State v. . Marks

101 S.E. 24 | N.C. | 1919

The defendants were indicted under Rev. 3634, on a charge for kidnapping one Annie Smith, and were convicted of an assault upon a woman. They were sentenced to jail for a period of 15 months and 10 months, respectively, with authority to the county commissioners to work them upon the county roads, and appealed. It appears from the State's evidence that Annie Smith, the girl alleged to have been kidnapped, is something over 25 years of age, and so mentally deficient as to be commonly called an idiot. Her parents were dead, and she lived with two unmarried uncles, near Roanoke Rapids. About 30 July, 1919, the defendants, in an automobile, came to the Smith house ostensibly to get cider, and carried her off about 12 o'clock, and brought her back about 4 p.m. The defendant Marks was over 18 years of age, and married, and Farmer was 38 years of age. *786

There was evidence that while they were in the car one of the men was seen to have his arm around the girl; that Marks and the girl got out of the car and went into a thick piece of woods and stayed awhile; that Farmer was seen lying on the back seat of the car with his head in the girl's lap, and when they came back Farmer jumped out of the car and ran, and one of the unless met Marks at the door and beat him with his gun. The court charged the jury correctly in the language of the statute as to what constituted kidnapping, and stated the contentions of the State and the defendants. He charged the jury: "If these men went to the house, knowing the girl had not sufficient mind to protect herself, with the intention to decoy her away from home, to take her off in the woods, and improperly treat her, that in itself would be such a fraud upon her as would make it immaterial whether she consented to go out or not." and would constitute such a fraud as would meet the requirements of the law as to the crime of kidnapping.

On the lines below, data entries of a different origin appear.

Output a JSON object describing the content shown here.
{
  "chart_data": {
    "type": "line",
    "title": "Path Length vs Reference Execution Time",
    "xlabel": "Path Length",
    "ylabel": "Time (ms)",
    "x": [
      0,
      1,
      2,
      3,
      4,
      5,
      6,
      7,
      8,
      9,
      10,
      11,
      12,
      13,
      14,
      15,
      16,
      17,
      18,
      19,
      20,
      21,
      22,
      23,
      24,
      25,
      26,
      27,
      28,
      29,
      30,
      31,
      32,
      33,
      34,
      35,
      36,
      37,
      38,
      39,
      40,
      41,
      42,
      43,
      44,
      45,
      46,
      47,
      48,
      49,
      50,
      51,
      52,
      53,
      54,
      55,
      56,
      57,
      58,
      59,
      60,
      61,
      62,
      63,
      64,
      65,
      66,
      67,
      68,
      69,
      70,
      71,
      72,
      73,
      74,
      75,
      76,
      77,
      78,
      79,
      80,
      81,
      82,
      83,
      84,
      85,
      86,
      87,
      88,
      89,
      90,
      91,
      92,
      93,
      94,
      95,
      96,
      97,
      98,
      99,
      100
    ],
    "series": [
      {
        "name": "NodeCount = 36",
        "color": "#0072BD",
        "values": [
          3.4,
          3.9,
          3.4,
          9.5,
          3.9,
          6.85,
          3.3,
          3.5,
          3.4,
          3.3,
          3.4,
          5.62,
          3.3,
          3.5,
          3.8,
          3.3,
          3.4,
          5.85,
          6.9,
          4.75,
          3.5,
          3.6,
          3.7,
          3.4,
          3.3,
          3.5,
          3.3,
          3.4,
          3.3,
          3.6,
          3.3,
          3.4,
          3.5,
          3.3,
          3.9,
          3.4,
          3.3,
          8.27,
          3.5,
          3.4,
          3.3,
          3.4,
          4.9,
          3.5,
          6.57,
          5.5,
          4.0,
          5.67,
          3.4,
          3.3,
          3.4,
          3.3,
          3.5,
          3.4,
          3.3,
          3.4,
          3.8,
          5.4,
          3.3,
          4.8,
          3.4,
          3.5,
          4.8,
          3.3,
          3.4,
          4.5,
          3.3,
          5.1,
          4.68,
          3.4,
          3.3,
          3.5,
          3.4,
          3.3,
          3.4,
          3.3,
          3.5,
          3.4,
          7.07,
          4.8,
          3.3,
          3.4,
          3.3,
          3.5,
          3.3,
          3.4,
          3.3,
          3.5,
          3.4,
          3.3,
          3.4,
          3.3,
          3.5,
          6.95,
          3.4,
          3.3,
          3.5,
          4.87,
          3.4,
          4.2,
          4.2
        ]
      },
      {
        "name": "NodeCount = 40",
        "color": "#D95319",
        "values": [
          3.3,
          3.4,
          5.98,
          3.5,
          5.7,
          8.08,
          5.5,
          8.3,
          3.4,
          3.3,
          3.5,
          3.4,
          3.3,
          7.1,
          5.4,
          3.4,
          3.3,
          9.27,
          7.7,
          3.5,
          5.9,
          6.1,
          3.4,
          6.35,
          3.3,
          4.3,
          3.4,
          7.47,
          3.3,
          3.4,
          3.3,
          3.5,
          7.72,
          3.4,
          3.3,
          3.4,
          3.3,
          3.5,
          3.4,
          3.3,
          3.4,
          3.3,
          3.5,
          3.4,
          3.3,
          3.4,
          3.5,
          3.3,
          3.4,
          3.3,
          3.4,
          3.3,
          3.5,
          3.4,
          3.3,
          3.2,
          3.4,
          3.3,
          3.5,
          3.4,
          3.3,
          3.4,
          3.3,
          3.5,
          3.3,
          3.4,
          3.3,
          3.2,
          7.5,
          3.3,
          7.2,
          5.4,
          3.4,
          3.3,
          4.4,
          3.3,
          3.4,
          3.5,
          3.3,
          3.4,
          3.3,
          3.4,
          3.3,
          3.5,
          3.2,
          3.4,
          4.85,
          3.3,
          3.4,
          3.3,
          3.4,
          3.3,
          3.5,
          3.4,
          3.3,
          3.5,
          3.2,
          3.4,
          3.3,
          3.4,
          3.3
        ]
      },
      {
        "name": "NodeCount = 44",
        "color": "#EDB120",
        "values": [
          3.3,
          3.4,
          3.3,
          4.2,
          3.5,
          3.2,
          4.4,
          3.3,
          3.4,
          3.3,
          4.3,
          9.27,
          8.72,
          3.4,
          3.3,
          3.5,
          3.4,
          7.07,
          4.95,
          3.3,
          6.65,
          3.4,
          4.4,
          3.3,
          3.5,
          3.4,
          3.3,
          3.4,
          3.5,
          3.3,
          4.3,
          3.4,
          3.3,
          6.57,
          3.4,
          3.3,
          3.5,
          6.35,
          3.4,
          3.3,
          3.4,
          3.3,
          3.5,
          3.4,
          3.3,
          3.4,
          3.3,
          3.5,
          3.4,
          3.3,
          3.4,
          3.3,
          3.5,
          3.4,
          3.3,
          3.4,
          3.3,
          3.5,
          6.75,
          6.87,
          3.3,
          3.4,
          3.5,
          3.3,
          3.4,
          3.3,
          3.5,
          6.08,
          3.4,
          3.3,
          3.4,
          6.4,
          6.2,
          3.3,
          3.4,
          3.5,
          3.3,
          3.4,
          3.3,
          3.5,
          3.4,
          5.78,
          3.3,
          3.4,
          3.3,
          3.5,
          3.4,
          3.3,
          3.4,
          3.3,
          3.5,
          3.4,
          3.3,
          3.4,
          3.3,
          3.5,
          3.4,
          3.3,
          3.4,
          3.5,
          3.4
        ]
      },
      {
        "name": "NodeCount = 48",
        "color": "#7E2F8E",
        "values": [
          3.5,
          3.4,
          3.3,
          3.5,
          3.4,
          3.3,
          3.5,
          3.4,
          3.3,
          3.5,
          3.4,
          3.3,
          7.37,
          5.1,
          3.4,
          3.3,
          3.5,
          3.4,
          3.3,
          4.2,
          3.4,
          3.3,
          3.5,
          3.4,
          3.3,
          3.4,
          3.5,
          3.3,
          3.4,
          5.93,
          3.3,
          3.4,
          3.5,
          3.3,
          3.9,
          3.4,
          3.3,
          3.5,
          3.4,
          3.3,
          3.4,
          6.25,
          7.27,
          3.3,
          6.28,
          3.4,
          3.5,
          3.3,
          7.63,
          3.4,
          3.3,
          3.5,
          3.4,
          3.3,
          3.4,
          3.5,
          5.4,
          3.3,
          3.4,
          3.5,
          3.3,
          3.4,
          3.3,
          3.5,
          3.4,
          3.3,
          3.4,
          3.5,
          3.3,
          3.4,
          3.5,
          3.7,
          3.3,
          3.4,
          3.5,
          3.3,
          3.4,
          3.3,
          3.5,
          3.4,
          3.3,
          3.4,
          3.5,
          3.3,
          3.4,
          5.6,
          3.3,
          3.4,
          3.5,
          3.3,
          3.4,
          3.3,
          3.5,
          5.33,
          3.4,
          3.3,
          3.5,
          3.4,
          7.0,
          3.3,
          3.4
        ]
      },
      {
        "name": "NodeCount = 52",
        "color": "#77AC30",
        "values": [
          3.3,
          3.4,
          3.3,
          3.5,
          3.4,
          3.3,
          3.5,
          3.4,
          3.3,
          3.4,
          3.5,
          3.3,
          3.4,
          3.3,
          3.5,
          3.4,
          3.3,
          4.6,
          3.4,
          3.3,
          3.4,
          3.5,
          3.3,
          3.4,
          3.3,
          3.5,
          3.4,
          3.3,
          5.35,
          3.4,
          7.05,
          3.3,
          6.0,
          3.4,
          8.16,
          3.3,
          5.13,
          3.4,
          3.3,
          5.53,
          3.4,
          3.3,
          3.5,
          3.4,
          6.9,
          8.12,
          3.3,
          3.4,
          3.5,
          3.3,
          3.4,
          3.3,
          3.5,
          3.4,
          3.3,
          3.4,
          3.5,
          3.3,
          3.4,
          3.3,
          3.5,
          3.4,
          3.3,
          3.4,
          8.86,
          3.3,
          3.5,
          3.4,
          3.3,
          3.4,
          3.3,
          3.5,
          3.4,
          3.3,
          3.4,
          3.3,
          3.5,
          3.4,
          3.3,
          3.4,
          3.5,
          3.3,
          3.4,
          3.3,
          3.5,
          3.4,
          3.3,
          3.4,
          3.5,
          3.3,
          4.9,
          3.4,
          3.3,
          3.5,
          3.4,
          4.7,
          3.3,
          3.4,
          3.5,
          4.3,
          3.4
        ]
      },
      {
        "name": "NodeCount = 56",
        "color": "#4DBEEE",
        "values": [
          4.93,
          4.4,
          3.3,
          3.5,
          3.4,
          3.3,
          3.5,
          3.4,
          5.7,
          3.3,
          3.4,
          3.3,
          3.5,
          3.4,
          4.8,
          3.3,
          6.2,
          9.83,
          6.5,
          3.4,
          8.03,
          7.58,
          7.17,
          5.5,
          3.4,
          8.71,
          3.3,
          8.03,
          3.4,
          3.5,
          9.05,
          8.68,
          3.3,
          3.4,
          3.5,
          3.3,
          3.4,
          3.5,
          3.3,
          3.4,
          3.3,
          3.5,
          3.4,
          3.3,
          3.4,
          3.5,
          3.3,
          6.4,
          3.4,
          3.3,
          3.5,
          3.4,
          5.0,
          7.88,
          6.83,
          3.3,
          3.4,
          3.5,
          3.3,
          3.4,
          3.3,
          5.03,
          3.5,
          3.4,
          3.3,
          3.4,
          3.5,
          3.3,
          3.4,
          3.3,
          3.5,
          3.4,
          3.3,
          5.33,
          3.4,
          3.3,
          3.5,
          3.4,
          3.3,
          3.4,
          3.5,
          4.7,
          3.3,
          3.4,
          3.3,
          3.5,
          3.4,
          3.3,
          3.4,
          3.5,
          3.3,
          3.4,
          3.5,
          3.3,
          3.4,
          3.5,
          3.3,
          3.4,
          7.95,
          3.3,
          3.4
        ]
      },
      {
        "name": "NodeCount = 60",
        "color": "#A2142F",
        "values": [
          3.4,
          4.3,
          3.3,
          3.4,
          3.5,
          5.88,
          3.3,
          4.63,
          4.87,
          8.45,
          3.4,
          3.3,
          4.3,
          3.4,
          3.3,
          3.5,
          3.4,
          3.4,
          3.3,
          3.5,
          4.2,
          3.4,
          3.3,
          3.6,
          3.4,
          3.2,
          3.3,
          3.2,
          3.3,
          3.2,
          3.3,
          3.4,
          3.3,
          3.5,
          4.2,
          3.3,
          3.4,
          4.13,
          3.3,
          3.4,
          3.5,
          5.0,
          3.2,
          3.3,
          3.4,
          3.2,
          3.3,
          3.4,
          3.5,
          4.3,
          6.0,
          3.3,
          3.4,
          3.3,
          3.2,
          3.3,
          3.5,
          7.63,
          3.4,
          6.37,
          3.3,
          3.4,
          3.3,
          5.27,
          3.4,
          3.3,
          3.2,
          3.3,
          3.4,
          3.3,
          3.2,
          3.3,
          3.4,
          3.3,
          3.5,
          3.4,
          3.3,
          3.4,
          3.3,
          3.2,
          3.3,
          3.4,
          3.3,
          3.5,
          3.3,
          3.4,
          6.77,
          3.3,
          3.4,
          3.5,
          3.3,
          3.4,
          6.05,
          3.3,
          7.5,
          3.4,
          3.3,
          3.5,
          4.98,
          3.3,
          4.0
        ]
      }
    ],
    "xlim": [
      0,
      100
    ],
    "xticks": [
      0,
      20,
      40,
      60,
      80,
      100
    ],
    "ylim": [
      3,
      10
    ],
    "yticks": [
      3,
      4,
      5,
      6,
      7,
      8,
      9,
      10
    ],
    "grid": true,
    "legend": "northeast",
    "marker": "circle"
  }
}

The court charged fully upon the crime of kidnapping, and then added: "If the jury find beyond a reasonable doubt that either defendant, knowing the girl to be an idiot, took her away from home, not with a fraudulent intent, but to deprive her natural protectors of her custody and to keep and to restrain her at a place where they could not get her, they could find the defendant guilty of assault upon a woman, he being at the time more than 18 years of age. If either of the defendants did not carry her away and did not aid, abet, or assist the other in carrying her away, the one so taking no part in the matter would not be guilty of anything." The jury found both defendants guilty of an assault upon a woman.

The evidence was amply sufficient to carry the case to the jury. "To constitute the offense of kidnapping, it is not necessary that actual physical force should have been employed. It is essential only that the taking or detention should be against the will of the persons kidnapped. . . . In determining whether the person was coerced by fraud and inveiglement, the nature of the artifice employed (732) and the age and education and condition of mind must be taken into consideration. The offense is not committed if the person taken away or detained, being capable in law of consenting, goes voluntarily without objection in the absence of fraud and deception, but a child of tender years is regarded as incapable of consenting." 24 Cyc. 798, 799.

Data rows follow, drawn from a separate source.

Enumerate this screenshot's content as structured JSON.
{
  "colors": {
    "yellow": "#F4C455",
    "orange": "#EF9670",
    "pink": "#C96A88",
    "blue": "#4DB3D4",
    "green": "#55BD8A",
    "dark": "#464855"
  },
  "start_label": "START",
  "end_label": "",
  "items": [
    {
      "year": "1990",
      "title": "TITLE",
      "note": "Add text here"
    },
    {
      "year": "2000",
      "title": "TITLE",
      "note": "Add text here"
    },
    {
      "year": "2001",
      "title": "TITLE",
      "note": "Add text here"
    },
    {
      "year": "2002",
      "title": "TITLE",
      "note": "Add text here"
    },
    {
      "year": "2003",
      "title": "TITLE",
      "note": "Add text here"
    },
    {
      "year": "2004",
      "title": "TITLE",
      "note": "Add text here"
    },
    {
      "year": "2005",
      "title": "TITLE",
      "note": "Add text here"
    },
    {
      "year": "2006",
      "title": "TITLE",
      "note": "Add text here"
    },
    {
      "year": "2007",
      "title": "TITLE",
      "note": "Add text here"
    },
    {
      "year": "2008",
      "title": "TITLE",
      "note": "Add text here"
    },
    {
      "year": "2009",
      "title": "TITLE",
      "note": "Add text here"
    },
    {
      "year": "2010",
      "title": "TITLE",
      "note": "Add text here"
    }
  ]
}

Rev. 3358, punishing abduction of children, is very similar to the statute in this case, and has been construed in S. v. George, 93 N.C. 567;S. v. Chisenhall, 106 N.C. 676; S. v. Burnett, 142 N.C. 577. In S. v.Chisenhall, in which the facts are somewhat similar to those in *787 this case, Shepherd, J., says: "It is clear that the consent of the child, obtained by means of persuasion, is no defense, since the result of such persuasion is just as great an evil as if it had been accomplished by other means." The same principle applies where the person abducted has not sufficient mental capacity to give consent.

It is not necessary to discuss the other exceptions, though we have considered them. There was no evidence offered by the defendants, and nothing appears in the State's evidence to account for the defendants taking an idiotic young woman from her home, (who could not consent), and keeping her away in the car and in the woods for four hours. It is by no means certain that the jury might not have convicted of the more heinous crime of kidnapping. There was evidence, at least, which might have justified conviction of a still greater offense. S. v. Warren, Ann. Cas. 1912 B, p. 1043, and note on page 149. The jury, however, took the more lenient view of the evidence and convicted them of the lesser crime of assault upon a woman. This was authorized by Rev. 3268; S. v. Smith,157 N.C. 578; S. v. Barnes, 122 N.C. 1031; S. v. Goldston, 103 N.C. 323.

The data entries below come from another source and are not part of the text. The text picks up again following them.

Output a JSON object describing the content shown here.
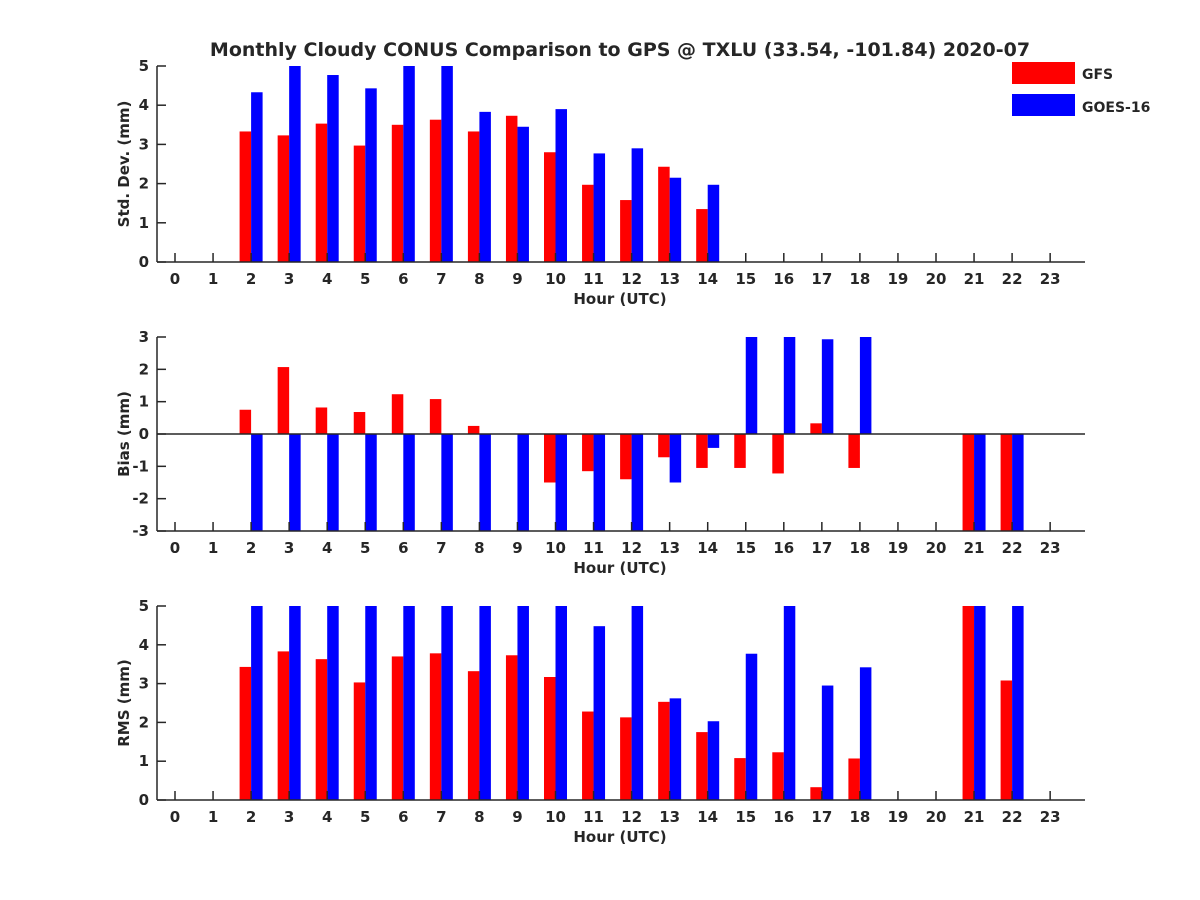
{
  "title": "Monthly Cloudy CONUS Comparison to GPS @ TXLU (33.54, -101.84) 2020-07",
  "legend": {
    "placement": "top-right",
    "entries": [
      {
        "name": "GFS",
        "color": "#ff0000"
      },
      {
        "name": "GOES-16",
        "color": "#0000ff"
      }
    ]
  },
  "chart_data": [
    {
      "type": "bar",
      "xlabel": "Hour (UTC)",
      "ylabel": "Std. Dev. (mm)",
      "categories": [
        "0",
        "1",
        "2",
        "3",
        "4",
        "5",
        "6",
        "7",
        "8",
        "9",
        "10",
        "11",
        "12",
        "13",
        "14",
        "15",
        "16",
        "17",
        "18",
        "19",
        "20",
        "21",
        "22",
        "23"
      ],
      "ylim": [
        0,
        5
      ],
      "yticks": [
        "0",
        "1",
        "2",
        "3",
        "4",
        "5"
      ],
      "grid": false,
      "series": [
        {
          "name": "GFS",
          "color": "#ff0000",
          "values": [
            null,
            null,
            3.33,
            3.23,
            3.53,
            2.97,
            3.5,
            3.63,
            3.33,
            3.73,
            2.8,
            1.97,
            1.58,
            2.43,
            1.35,
            null,
            null,
            null,
            null,
            null,
            null,
            null,
            null,
            null
          ]
        },
        {
          "name": "GOES-16",
          "color": "#0000ff",
          "values": [
            null,
            null,
            4.33,
            5.0,
            4.77,
            4.43,
            5.0,
            5.0,
            3.83,
            3.45,
            3.9,
            2.77,
            2.9,
            2.15,
            1.97,
            null,
            null,
            null,
            null,
            null,
            null,
            null,
            null,
            null
          ]
        }
      ]
    },
    {
      "type": "bar",
      "xlabel": "Hour (UTC)",
      "ylabel": "Bias (mm)",
      "categories": [
        "0",
        "1",
        "2",
        "3",
        "4",
        "5",
        "6",
        "7",
        "8",
        "9",
        "10",
        "11",
        "12",
        "13",
        "14",
        "15",
        "16",
        "17",
        "18",
        "19",
        "20",
        "21",
        "22",
        "23"
      ],
      "ylim": [
        -3,
        3
      ],
      "yticks": [
        "-3",
        "-2",
        "-1",
        "0",
        "1",
        "2",
        "3"
      ],
      "grid": false,
      "zero_line": true,
      "series": [
        {
          "name": "GFS",
          "color": "#ff0000",
          "values": [
            null,
            null,
            0.75,
            2.07,
            0.82,
            0.68,
            1.23,
            1.08,
            0.25,
            null,
            -1.5,
            -1.15,
            -1.4,
            -0.72,
            -1.05,
            -1.05,
            -1.22,
            0.33,
            -1.05,
            null,
            null,
            -3.0,
            -3.0,
            null
          ]
        },
        {
          "name": "GOES-16",
          "color": "#0000ff",
          "values": [
            null,
            null,
            -3.0,
            -3.0,
            -3.0,
            -3.0,
            -3.0,
            -3.0,
            -3.0,
            -3.0,
            -3.0,
            -3.0,
            -3.0,
            -1.5,
            -0.43,
            3.0,
            3.0,
            2.93,
            3.0,
            null,
            null,
            -3.0,
            -3.0,
            null
          ]
        }
      ]
    },
    {
      "type": "bar",
      "xlabel": "Hour (UTC)",
      "ylabel": "RMS (mm)",
      "categories": [
        "0",
        "1",
        "2",
        "3",
        "4",
        "5",
        "6",
        "7",
        "8",
        "9",
        "10",
        "11",
        "12",
        "13",
        "14",
        "15",
        "16",
        "17",
        "18",
        "19",
        "20",
        "21",
        "22",
        "23"
      ],
      "ylim": [
        0,
        5
      ],
      "yticks": [
        "0",
        "1",
        "2",
        "3",
        "4",
        "5"
      ],
      "grid": false,
      "series": [
        {
          "name": "GFS",
          "color": "#ff0000",
          "values": [
            null,
            null,
            3.43,
            3.83,
            3.63,
            3.03,
            3.7,
            3.78,
            3.32,
            3.73,
            3.17,
            2.28,
            2.13,
            2.53,
            1.75,
            1.08,
            1.23,
            0.33,
            1.07,
            null,
            null,
            5.0,
            3.08,
            null
          ]
        },
        {
          "name": "GOES-16",
          "color": "#0000ff",
          "values": [
            null,
            null,
            5.0,
            5.0,
            5.0,
            5.0,
            5.0,
            5.0,
            5.0,
            5.0,
            5.0,
            4.48,
            5.0,
            2.62,
            2.03,
            3.77,
            5.0,
            2.95,
            3.42,
            null,
            null,
            5.0,
            5.0,
            null
          ]
        }
      ]
    }
  ]
}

The consent of an idiot could place the defendant in no better position than if the act had been done against her will. "Consent by insane persons and young children incapable of assenting is no bar. In cases of rape this has been frequently adjudicated, and the same reasoning holds good in cases of larceny." I Wharton Cr. Law (11 ed., p. 227); 5 Corpus Juris 743.

No error.

Cited: S. v. Smith, 210 N.C. 65; S. v. Gough, 257 N.C. 353.